Aku mulai lelah duduk sebentar, lalu beranjak pergi kuputuskan kembali ke supermarket itu lagi karena tidak ada tempat lain.

Terpaksa Melahirkan Anakku di Jalanan 


Sudah beberapa hari aku tinggal di supermarket, untungnya tidak ada yang mencurigaiku. Aku masih aman.

Namun, setiap keluar dan masuk supermarket, serasa ada yang selalu mengamati dari jauh. Entah cuma perasaanku saja.

Dari pagi perutku terasa mules dan sakit tetapi, sakitnya sebentar-sebentar, hilang sakit lagi begitu terus menerus. Tetapi, aku tahan.

Malam ini perutku sakit sekali atau mungkin aku lapar? Aku tertatih berusaha berdiri. Melangkah keluar dari ruangan, perlahan kulangkahkan kaki, tangan memegang punggung yang terasa sakit juga. Saat aku mengambil makanan dari rak yang berjejer, tiba-tiba sakitnya tidak tertahankan sampai aku terjatuh ke lantai, aku memegang perutku yang teramat sakit luar biasa. Mencengkram kuat pakaian yang kukenakan.

"Awww! Sakit!" Aku menjerit kesakitan.

"Tolong!"

"To-lo-ng." Tenagaku semakin melemah, menahan rasa sakit yang kian mencengkram.

Suasana hening, aku terus berteriak meminta tolong entah ini jam berapa. Pandanganku mulai mengabur perlahan mulai menggelap.

***

Aku terbangun di ruang serba putih, meraba perut yang tadinya membuncit seperti balon sekarang sudah rata.

Aku panik bukan main, segera bangun dari tempat tidur, melepas paksa selang infus yang tertusuk di tangan. Namun, saat menapakan kaki perutku terasa nyeri.

"Ibu, mau ke mana? ibu jangan banyak gerak dulu." Wanita berseragam putih memapahku ke pembaringan.

"Mana bayiku?" tanyaku panik.

"Jangan kwatir, bayi Ibu ada di ruangan sebelah."

Mendengar jawaban suster aku merasa lega.

Namun, kelegaanku hanya beberapa detik, aku mulai resah siapa yang akan membayar biaya persalinanku.
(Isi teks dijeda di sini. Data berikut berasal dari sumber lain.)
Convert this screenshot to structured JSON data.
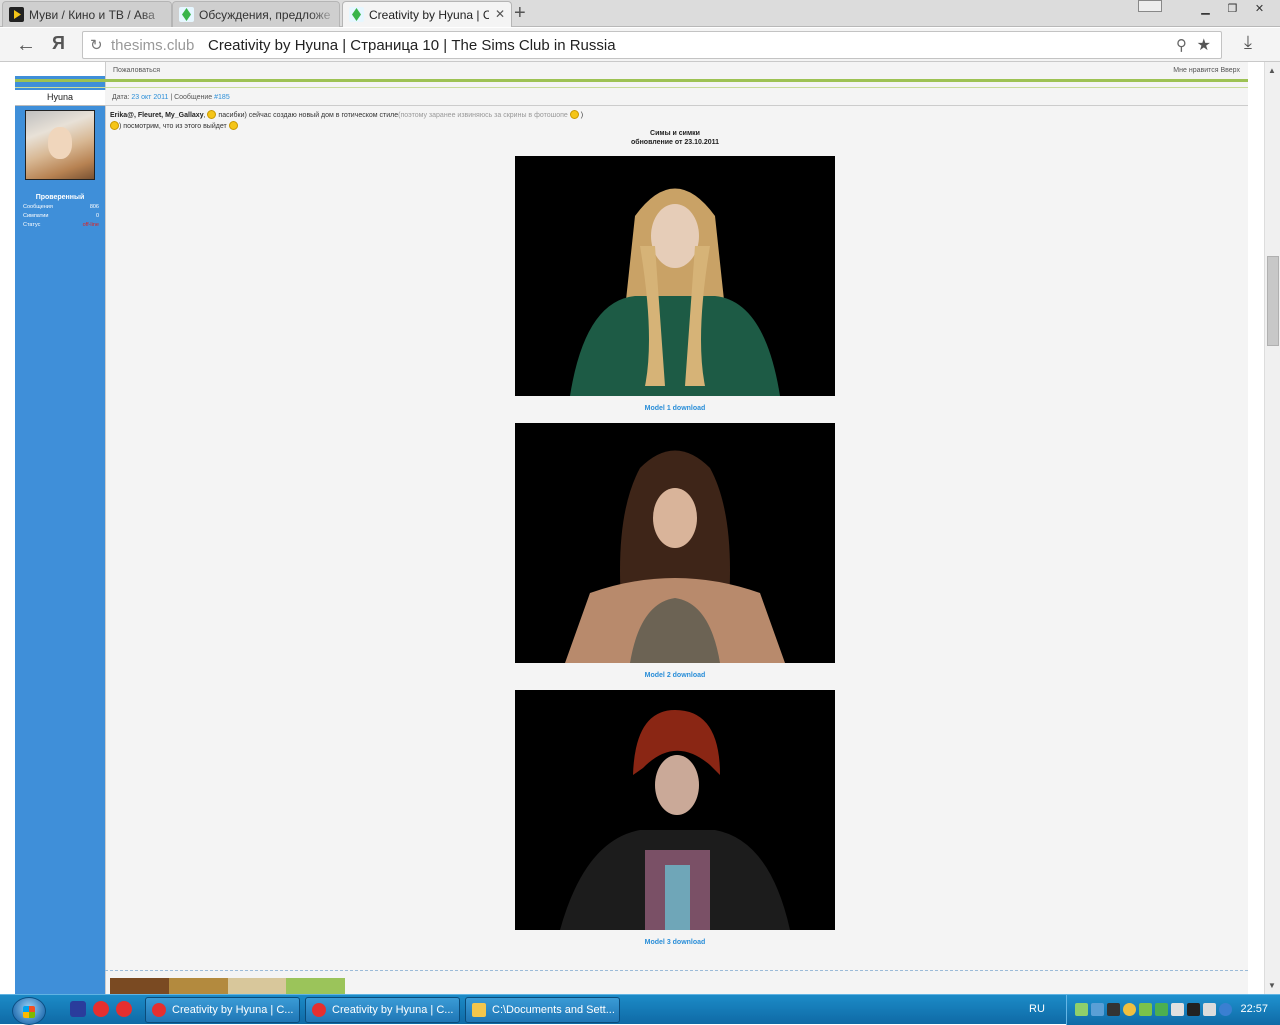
{
  "browser": {
    "tabs": [
      {
        "title": "Муви / Кино и ТВ / Ава",
        "active": false,
        "icon_color": "#f5c518"
      },
      {
        "title": "Обсуждения, предложе",
        "active": false,
        "icon_color": "#39b54a"
      },
      {
        "title": "Creativity by Hyuna | Стр",
        "active": true,
        "icon_color": "#39b54a"
      }
    ],
    "new_tab_label": "+",
    "yandex_label": "Я",
    "address": {
      "domain": "thesims.club",
      "title": "Creativity by Hyuna | Страница 10 | The Sims Club in Russia"
    }
  },
  "previous_post": {
    "complain": "Пожаловаться",
    "links": "Мне нравится     Вверх"
  },
  "post": {
    "author": "Hyuna",
    "meta": {
      "date_label": "Дата:",
      "date": "23 окт 2011",
      "sep": " | Сообщение ",
      "number": "#185"
    },
    "rank": "Проверенный",
    "stats": [
      {
        "label": "Сообщения",
        "value": "806",
        "color": "#ffffff"
      },
      {
        "label": "Симпатии",
        "value": "0",
        "color": "#ffffff"
      },
      {
        "label": "Статус",
        "value": "off-line",
        "color": "#e02020"
      }
    ],
    "text": {
      "names": "Erika@, Fleuret, My_Gallaxy",
      "line1": " пасибки) сейчас создаю новый дом в готическом стиле",
      "line1_muted": "(поэтому заранее извиняюсь за скрины в фотошопе ",
      "line1_end": " )",
      "line2": ") посмотрим, что из этого выйдет "
    },
    "title_line1": "Симы и симки",
    "title_line2": "обновление от  23.10.2011",
    "models": [
      {
        "link": "Model 1 download"
      },
      {
        "link": "Model 2 download"
      },
      {
        "link": "Model 3 download"
      }
    ]
  },
  "taskbar": {
    "tasks": [
      {
        "label": "Creativity by Hyuna | C...",
        "icon_color": "#e52f2f"
      },
      {
        "label": "Creativity by Hyuna | C...",
        "icon_color": "#e52f2f"
      },
      {
        "label": "C:\\Documents and Sett...",
        "icon_color": "#f3c64c"
      }
    ],
    "lang": "RU",
    "clock": "22:57"
  }
}
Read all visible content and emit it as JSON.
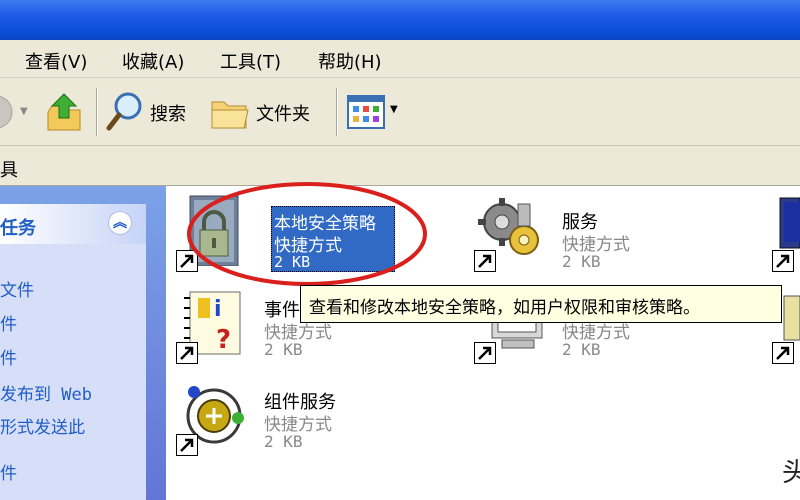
{
  "menu": {
    "view": "查看(V)",
    "favorites": "收藏(A)",
    "tools": "工具(T)",
    "help": "帮助(H)"
  },
  "toolbar": {
    "search": "搜索",
    "folders": "文件夹"
  },
  "address": {
    "label": "具"
  },
  "tasks": {
    "title": "任务",
    "items": [
      "文件",
      "件",
      "件",
      "发布到 Web",
      "形式发送此",
      "件"
    ]
  },
  "items": [
    {
      "name": "本地安全策略",
      "type": "快捷方式",
      "size": "2 KB",
      "selected": true,
      "icon": "local-security-policy-icon"
    },
    {
      "name": "服务",
      "type": "快捷方式",
      "size": "2 KB",
      "icon": "services-gears-icon"
    },
    {
      "name": "事件",
      "type": "快捷方式",
      "size": "2 KB",
      "icon": "event-viewer-icon"
    },
    {
      "name": "",
      "type": "快捷方式",
      "size": "2 KB",
      "icon": "computer-management-icon"
    },
    {
      "name": "组件服务",
      "type": "快捷方式",
      "size": "2 KB",
      "icon": "component-services-icon"
    }
  ],
  "tooltip": "查看和修改本地安全策略，如用户权限和审核策略。",
  "watermark": "头",
  "colors": {
    "selection": "#316ac5",
    "tooltip_bg": "#ffffe1",
    "annotation_circle": "#d9201c",
    "link": "#215dc6"
  }
}
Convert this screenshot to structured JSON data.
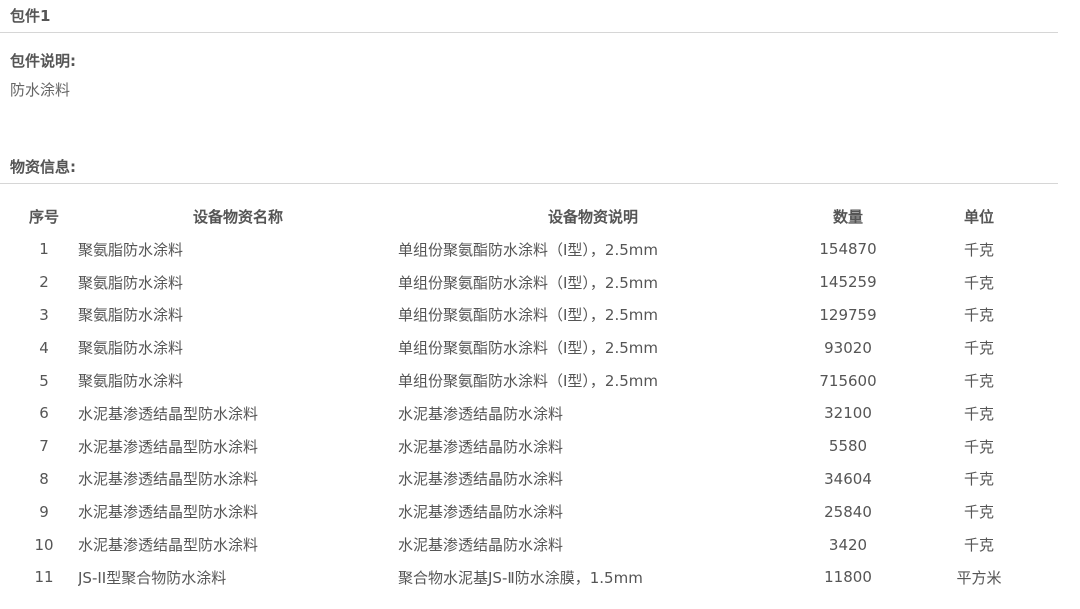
{
  "package": {
    "title": "包件1",
    "description_label": "包件说明:",
    "description": "防水涂料",
    "materials_label": "物资信息:"
  },
  "table": {
    "headers": {
      "seq": "序号",
      "name": "设备物资名称",
      "desc": "设备物资说明",
      "qty": "数量",
      "unit": "单位"
    },
    "rows": [
      {
        "seq": "1",
        "name": "聚氨脂防水涂料",
        "desc": "单组份聚氨酯防水涂料（I型），2.5mm",
        "qty": "154870",
        "unit": "千克"
      },
      {
        "seq": "2",
        "name": "聚氨脂防水涂料",
        "desc": "单组份聚氨酯防水涂料（I型），2.5mm",
        "qty": "145259",
        "unit": "千克"
      },
      {
        "seq": "3",
        "name": "聚氨脂防水涂料",
        "desc": "单组份聚氨酯防水涂料（I型），2.5mm",
        "qty": "129759",
        "unit": "千克"
      },
      {
        "seq": "4",
        "name": "聚氨脂防水涂料",
        "desc": "单组份聚氨酯防水涂料（I型），2.5mm",
        "qty": "93020",
        "unit": "千克"
      },
      {
        "seq": "5",
        "name": "聚氨脂防水涂料",
        "desc": "单组份聚氨酯防水涂料（I型），2.5mm",
        "qty": "715600",
        "unit": "千克"
      },
      {
        "seq": "6",
        "name": "水泥基渗透结晶型防水涂料",
        "desc": "水泥基渗透结晶防水涂料",
        "qty": "32100",
        "unit": "千克"
      },
      {
        "seq": "7",
        "name": "水泥基渗透结晶型防水涂料",
        "desc": "水泥基渗透结晶防水涂料",
        "qty": "5580",
        "unit": "千克"
      },
      {
        "seq": "8",
        "name": "水泥基渗透结晶型防水涂料",
        "desc": "水泥基渗透结晶防水涂料",
        "qty": "34604",
        "unit": "千克"
      },
      {
        "seq": "9",
        "name": "水泥基渗透结晶型防水涂料",
        "desc": "水泥基渗透结晶防水涂料",
        "qty": "25840",
        "unit": "千克"
      },
      {
        "seq": "10",
        "name": "水泥基渗透结晶型防水涂料",
        "desc": "水泥基渗透结晶防水涂料",
        "qty": "3420",
        "unit": "千克"
      },
      {
        "seq": "11",
        "name": "JS-II型聚合物防水涂料",
        "desc": "聚合物水泥基JS-Ⅱ防水涂膜，1.5mm",
        "qty": "11800",
        "unit": "平方米"
      }
    ]
  }
}
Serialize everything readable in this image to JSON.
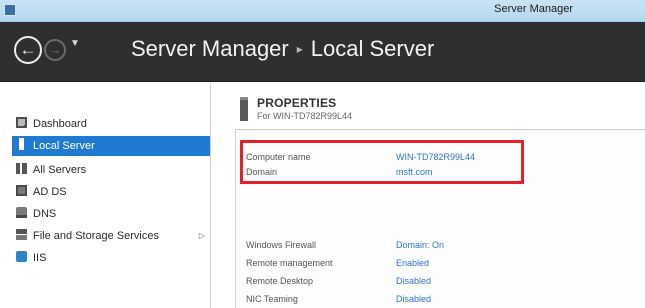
{
  "window": {
    "title": "Server Manager"
  },
  "header": {
    "breadcrumb": [
      "Server Manager",
      "Local Server"
    ],
    "separator": "▸"
  },
  "sidebar": {
    "items": [
      {
        "label": "Dashboard",
        "icon": "dashboard-icon",
        "selected": false
      },
      {
        "label": "Local Server",
        "icon": "local-server-icon",
        "selected": true
      },
      {
        "label": "All Servers",
        "icon": "all-servers-icon",
        "selected": false
      },
      {
        "label": "AD DS",
        "icon": "ad-ds-icon",
        "selected": false
      },
      {
        "label": "DNS",
        "icon": "dns-icon",
        "selected": false
      },
      {
        "label": "File and Storage Services",
        "icon": "file-storage-icon",
        "selected": false,
        "expander": "▷"
      },
      {
        "label": "IIS",
        "icon": "iis-icon",
        "selected": false
      }
    ]
  },
  "properties": {
    "title": "PROPERTIES",
    "subtitle": "For WIN-TD782R99L44",
    "highlighted": [
      {
        "key": "Computer name",
        "value": "WIN-TD782R99L44"
      },
      {
        "key": "Domain",
        "value": "msft.com"
      }
    ],
    "rows": [
      {
        "key": "Windows Firewall",
        "value": "Domain: On"
      },
      {
        "key": "Remote management",
        "value": "Enabled"
      },
      {
        "key": "Remote Desktop",
        "value": "Disabled"
      },
      {
        "key": "NIC Teaming",
        "value": "Disabled"
      }
    ]
  },
  "colors": {
    "accent": "#1f7ad2",
    "header_bg": "#2f2f2f",
    "link": "#2f73c0",
    "highlight_box": "#e5202a"
  }
}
"Oh iya sus, siapa yang bawa saya kesini?" tanyaku. Karena seingatku pas aku mengerang kesakitan aku masih berada di supermarket sampai akhirnya aku tak sadarkan diri, setelah itu aku tidak inget apa-apa.

"Suami Ibu," jawab suster sambil mengecek kondisiku.

Aku melongo mendengar jawaban dari suster, benarkah Mas Fatir datang dan membawaku ke sini? Kalo memang benar aku merasa bahagia, ternyata dia masih mau bertanggung jawab.

Setelah selesai mengecek, suster itu berpamitan, "Ya sudah, saya tinggal dulu ya. Bu."

"Nanti putri Ibu akan saya antarkan kesini, agar Ibu bisa menyusuinya," timpalnya setelah itu ia berlalu keluar ruangan.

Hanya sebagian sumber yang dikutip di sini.